KCC 10.5

Context Economics

Two agents with the same token budget can differ sharply in effectiveness because system prompt and tool-definition bloat erode the working space.

Special ConcernsContext efficiencySystem prompt bloatCost envelopeDrift
Created 2026-06-08 · v0.4.0

Description

Two agents may have the same token budget but very different effectiveness depending on context window utilization. A window 80% filled with system prompt and tool definitions leaves only 20% for working space; effectiveness degrades sharply even though token consumption appears acceptable.

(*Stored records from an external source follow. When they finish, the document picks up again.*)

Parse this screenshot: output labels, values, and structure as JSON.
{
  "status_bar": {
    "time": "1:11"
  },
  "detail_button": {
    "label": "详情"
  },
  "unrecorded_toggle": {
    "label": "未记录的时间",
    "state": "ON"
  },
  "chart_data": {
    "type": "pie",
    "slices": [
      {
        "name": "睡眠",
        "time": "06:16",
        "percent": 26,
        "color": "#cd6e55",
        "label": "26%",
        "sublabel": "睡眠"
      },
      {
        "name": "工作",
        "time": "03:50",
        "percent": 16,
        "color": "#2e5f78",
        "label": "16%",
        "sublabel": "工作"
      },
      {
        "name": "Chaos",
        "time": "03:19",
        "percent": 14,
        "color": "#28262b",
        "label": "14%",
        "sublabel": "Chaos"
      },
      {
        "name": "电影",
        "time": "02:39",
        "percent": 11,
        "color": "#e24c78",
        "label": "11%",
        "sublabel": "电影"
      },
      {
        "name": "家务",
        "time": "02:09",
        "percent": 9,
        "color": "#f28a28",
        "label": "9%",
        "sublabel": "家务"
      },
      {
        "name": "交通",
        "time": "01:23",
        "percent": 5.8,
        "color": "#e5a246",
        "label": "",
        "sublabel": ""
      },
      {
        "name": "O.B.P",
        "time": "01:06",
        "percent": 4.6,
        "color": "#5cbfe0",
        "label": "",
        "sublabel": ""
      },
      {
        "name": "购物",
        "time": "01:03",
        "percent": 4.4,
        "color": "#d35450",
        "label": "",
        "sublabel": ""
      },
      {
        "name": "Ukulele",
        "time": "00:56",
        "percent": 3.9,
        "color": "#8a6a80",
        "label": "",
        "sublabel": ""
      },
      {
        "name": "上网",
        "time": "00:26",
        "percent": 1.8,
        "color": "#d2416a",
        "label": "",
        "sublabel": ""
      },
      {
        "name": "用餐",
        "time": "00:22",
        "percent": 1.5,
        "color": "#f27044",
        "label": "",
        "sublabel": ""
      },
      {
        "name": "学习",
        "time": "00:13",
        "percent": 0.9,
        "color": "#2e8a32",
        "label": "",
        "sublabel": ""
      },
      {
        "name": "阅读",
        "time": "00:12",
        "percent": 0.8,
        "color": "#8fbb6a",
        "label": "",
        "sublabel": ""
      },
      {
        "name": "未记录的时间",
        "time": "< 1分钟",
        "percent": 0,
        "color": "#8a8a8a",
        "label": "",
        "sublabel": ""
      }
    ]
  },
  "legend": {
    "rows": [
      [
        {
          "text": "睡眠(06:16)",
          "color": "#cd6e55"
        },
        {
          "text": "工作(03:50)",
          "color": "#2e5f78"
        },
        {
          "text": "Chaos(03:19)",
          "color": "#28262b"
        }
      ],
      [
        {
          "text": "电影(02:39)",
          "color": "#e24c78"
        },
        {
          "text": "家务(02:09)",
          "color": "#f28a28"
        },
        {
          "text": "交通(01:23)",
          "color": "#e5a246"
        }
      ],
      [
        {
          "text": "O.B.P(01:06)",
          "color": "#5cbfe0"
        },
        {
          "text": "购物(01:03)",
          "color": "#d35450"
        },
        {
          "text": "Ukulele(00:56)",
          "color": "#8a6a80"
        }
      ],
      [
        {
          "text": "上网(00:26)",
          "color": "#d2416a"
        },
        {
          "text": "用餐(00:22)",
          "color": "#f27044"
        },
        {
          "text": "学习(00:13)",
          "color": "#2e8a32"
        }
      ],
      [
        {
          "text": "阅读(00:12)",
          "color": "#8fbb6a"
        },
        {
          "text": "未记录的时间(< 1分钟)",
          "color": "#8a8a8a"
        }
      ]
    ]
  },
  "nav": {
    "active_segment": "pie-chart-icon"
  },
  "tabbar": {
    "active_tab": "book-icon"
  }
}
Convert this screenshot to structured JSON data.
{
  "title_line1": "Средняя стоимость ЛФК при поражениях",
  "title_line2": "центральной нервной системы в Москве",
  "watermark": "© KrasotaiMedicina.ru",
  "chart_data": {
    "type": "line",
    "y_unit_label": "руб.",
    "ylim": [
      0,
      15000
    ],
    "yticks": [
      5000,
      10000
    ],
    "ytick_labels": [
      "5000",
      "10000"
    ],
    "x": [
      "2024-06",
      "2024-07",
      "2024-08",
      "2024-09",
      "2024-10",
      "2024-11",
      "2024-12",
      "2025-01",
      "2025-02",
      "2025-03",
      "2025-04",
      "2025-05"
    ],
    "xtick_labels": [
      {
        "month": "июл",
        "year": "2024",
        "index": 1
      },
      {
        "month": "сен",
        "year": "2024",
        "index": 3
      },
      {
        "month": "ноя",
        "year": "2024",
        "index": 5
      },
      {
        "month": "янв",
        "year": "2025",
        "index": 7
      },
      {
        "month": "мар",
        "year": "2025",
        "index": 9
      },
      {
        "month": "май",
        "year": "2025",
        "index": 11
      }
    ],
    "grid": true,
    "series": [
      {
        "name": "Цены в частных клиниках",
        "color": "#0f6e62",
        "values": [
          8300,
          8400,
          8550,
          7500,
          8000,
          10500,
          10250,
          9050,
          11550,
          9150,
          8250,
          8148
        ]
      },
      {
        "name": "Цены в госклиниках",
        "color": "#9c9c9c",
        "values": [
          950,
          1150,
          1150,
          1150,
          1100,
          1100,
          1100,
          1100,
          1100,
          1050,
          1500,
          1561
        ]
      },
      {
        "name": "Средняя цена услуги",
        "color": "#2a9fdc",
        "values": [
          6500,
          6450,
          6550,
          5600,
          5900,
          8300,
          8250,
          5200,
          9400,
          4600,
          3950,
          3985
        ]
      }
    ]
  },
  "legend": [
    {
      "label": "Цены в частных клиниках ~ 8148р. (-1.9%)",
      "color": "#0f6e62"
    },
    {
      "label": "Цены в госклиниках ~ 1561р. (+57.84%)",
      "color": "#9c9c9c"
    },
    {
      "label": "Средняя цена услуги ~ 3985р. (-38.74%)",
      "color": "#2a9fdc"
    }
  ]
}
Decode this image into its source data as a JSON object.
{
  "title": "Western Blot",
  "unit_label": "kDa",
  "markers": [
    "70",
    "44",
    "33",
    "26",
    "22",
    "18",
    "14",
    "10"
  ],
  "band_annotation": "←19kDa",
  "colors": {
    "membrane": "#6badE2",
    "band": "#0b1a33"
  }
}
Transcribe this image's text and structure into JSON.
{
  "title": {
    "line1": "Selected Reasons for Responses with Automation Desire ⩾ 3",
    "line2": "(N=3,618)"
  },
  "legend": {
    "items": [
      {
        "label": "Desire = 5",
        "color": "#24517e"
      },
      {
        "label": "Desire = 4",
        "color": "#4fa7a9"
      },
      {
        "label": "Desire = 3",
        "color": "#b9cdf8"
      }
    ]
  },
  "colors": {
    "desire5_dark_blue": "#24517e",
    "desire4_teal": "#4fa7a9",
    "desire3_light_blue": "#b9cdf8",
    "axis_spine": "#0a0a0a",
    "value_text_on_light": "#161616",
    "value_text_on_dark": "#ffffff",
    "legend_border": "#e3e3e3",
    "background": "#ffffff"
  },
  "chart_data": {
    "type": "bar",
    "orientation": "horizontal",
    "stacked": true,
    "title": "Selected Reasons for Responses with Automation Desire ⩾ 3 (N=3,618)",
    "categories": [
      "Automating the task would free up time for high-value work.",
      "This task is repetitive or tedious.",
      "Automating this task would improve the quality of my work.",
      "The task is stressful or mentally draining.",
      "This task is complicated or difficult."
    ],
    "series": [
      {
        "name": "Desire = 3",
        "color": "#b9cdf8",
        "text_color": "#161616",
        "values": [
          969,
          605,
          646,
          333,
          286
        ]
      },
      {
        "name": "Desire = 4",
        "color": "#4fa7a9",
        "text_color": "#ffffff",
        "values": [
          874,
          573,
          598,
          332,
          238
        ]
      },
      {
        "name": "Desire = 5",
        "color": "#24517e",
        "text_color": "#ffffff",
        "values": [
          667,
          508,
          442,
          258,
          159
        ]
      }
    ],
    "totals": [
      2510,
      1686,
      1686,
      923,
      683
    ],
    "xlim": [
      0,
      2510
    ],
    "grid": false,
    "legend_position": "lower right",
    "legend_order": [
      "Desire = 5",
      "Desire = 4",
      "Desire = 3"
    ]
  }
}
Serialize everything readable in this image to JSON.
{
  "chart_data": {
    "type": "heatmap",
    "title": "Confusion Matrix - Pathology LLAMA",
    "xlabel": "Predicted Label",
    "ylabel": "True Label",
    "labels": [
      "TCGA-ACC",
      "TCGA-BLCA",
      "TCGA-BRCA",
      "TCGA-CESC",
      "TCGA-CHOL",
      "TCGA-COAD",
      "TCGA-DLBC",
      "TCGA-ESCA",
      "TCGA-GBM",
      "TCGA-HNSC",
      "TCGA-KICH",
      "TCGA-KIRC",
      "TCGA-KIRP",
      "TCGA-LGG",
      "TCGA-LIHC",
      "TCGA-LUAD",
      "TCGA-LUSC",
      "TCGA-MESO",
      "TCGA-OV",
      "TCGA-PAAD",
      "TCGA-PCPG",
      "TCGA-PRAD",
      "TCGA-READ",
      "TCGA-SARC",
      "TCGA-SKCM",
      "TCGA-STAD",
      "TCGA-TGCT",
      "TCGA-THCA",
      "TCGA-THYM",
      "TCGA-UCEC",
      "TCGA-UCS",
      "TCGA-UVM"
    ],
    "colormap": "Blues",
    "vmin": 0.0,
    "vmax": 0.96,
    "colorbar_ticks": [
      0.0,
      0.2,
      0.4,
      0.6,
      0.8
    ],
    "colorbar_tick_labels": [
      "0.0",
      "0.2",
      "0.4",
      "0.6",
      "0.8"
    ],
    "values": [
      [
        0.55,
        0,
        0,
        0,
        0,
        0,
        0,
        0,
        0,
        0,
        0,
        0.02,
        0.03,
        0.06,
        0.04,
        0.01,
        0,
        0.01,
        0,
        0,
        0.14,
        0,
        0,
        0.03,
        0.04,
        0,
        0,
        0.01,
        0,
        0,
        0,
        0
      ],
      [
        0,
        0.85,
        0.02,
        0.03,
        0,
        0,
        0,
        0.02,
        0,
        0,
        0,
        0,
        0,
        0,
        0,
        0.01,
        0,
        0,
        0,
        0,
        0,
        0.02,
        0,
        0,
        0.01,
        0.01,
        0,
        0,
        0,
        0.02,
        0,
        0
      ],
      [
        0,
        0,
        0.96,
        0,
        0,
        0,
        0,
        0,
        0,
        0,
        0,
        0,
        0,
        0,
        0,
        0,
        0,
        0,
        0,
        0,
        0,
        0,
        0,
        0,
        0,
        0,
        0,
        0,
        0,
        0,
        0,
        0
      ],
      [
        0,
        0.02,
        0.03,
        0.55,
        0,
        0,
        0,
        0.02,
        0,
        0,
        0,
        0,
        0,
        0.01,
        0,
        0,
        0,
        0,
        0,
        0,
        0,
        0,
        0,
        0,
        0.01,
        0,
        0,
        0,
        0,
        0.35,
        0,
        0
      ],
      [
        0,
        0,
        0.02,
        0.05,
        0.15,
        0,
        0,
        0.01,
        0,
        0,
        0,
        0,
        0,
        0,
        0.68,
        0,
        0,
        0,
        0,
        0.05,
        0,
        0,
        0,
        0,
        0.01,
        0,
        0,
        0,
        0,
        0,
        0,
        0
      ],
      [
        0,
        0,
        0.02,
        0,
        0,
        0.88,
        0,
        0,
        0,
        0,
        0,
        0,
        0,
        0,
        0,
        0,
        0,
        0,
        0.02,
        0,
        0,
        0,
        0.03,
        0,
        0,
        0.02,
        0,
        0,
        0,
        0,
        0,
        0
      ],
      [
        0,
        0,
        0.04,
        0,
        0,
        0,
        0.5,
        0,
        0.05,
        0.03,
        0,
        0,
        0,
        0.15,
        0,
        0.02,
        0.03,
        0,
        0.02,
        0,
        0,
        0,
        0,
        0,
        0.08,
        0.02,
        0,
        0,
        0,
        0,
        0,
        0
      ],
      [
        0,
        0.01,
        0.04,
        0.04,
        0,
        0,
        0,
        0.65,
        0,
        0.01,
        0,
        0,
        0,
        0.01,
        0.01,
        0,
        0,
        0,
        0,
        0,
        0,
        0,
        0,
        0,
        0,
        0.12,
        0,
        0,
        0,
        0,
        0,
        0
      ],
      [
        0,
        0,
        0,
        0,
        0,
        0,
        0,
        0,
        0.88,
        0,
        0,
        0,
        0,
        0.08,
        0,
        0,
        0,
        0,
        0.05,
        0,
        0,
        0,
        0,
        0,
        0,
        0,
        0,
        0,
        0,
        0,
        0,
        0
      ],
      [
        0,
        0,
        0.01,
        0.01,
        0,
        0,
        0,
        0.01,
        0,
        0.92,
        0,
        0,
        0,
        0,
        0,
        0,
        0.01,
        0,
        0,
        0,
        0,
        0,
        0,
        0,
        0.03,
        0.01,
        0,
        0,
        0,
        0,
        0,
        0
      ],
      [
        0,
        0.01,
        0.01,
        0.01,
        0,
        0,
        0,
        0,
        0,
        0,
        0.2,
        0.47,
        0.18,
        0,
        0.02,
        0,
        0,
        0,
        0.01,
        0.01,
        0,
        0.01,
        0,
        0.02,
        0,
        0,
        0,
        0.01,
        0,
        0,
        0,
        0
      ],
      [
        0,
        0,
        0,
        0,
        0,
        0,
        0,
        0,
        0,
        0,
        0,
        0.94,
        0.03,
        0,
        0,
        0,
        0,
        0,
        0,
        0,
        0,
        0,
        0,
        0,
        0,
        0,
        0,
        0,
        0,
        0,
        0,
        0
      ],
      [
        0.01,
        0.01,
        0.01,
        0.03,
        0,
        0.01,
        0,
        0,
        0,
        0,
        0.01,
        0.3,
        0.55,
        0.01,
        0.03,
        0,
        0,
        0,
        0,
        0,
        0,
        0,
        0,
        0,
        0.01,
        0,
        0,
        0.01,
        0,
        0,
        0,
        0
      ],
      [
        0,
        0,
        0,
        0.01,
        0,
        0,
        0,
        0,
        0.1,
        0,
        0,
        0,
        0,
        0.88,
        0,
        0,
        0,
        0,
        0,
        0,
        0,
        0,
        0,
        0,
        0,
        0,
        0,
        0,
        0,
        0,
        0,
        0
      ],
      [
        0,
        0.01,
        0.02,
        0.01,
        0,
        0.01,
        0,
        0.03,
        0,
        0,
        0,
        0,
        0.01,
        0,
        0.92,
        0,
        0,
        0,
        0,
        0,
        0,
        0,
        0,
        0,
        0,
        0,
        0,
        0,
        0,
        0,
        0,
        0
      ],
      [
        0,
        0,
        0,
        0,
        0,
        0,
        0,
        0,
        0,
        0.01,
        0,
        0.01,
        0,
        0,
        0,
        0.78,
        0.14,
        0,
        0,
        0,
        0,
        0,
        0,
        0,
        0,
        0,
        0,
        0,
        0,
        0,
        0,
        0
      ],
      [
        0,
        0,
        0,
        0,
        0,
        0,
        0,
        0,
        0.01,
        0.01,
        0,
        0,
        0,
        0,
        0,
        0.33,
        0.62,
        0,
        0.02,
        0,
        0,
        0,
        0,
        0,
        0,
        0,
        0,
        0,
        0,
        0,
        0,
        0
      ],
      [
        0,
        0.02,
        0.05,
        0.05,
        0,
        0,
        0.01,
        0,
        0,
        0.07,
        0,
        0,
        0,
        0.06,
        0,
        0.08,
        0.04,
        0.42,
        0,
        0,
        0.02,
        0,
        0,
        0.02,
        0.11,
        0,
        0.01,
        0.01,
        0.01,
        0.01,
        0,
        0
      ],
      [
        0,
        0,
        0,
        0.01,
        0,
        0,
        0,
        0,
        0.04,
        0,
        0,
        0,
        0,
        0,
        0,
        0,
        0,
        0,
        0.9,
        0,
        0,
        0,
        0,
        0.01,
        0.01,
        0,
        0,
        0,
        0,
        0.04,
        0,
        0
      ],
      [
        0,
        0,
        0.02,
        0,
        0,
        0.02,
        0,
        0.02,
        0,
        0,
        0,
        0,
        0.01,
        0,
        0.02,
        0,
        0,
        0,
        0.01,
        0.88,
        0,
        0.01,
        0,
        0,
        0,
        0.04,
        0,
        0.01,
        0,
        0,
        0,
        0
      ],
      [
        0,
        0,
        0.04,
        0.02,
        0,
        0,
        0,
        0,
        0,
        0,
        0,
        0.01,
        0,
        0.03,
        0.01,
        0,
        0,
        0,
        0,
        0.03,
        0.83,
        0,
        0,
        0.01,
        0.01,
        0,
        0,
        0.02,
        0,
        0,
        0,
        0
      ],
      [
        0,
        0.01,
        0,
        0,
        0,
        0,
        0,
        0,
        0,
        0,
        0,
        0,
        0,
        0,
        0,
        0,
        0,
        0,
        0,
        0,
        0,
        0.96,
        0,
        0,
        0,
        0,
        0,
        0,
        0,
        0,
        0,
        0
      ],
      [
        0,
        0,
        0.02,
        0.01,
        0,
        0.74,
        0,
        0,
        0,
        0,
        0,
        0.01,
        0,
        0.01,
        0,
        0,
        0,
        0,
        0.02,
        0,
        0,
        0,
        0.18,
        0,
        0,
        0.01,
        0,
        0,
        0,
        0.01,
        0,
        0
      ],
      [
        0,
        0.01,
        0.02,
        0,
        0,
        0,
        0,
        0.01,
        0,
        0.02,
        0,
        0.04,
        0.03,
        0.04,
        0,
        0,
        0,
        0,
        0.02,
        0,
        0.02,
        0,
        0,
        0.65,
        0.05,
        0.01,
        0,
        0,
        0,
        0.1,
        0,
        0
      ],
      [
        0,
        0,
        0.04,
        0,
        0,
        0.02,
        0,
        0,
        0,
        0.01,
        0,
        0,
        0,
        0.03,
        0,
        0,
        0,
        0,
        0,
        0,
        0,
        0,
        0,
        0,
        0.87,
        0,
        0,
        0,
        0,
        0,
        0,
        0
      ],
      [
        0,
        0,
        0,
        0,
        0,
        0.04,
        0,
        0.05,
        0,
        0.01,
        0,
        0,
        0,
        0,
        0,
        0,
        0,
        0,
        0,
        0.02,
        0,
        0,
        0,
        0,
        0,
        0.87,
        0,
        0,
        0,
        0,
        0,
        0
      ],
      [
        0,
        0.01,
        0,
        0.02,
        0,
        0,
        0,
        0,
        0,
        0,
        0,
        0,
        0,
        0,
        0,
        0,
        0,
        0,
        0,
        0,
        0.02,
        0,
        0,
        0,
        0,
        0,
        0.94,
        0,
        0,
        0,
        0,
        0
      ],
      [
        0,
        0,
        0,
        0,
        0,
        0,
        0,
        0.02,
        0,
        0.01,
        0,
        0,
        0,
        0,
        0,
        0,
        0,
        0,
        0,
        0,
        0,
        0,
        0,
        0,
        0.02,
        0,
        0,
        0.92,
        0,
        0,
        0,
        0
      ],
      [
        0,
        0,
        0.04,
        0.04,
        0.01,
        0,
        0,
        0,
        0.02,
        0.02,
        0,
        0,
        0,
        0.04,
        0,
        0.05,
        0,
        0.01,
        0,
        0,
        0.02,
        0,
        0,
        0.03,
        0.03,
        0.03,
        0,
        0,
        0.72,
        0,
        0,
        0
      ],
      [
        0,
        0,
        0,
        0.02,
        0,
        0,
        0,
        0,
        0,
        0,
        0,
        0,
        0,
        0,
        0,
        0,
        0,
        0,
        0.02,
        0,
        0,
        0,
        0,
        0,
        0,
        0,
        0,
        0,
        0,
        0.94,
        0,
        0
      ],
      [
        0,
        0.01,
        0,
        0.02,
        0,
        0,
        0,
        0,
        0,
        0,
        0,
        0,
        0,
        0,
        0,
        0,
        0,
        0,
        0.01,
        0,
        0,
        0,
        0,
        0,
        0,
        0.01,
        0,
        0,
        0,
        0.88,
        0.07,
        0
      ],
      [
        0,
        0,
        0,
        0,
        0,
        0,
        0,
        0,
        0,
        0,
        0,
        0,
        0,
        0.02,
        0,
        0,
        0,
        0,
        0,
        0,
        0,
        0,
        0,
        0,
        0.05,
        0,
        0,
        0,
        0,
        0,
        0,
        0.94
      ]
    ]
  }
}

The failure pattern: an agent is designed with a reasonable token envelope, then the system prompt grows by accretion (more instructions, more examples), tool definitions accumulate, and few-shot examples expand — until 14K tokens of overhead leave only 6K for actual work. Quality degrades, but cost looks fine, and the maintainer blames the model.

How KCC Handles This

Surface 5 (Cost Envelope) includes context_efficiency as a declared field. Capabilities declare expected context utilization at design time; the Token Guard monitors actual utilization.

ValueInterpretation
over 0.8Lean — most context is working space
0.6-0.8Healthy — typical for well-designed capabilities
0.4-0.6Acceptable — but worth reviewing for bloat
0.3-0.4Concerning — system prompt may be too elaborate
under 0.3Rejected — system prompt is consuming the context window

Patterns That Cause Bloat

The Inspector Pipeline detects bloat patterns: over-elaborate system prompts (fix: state principles, not exceptions), redundant tool definitions (fix: consolidate, remove unused), excessive few-shot examples (fix: trust the structured input schema), and declarations that re-describe kernel-provided context (fix: only specify what is capability-specific).

Why It Matters

Making context efficiency a declared field forces the conversation at design time. A capability that declares 0.8 and consistently runs at 0.5 has a problem the kernel will surface. The drift signal is more valuable than the absolute number — the same way a service with a 512MB memory budget that drifts to 4.4GB is in trouble not because 4.4GB is wrong but because the drift was invisible.

Boring engineering applied to AI: declare your budgets, monitor your actuals, refactor when they diverge.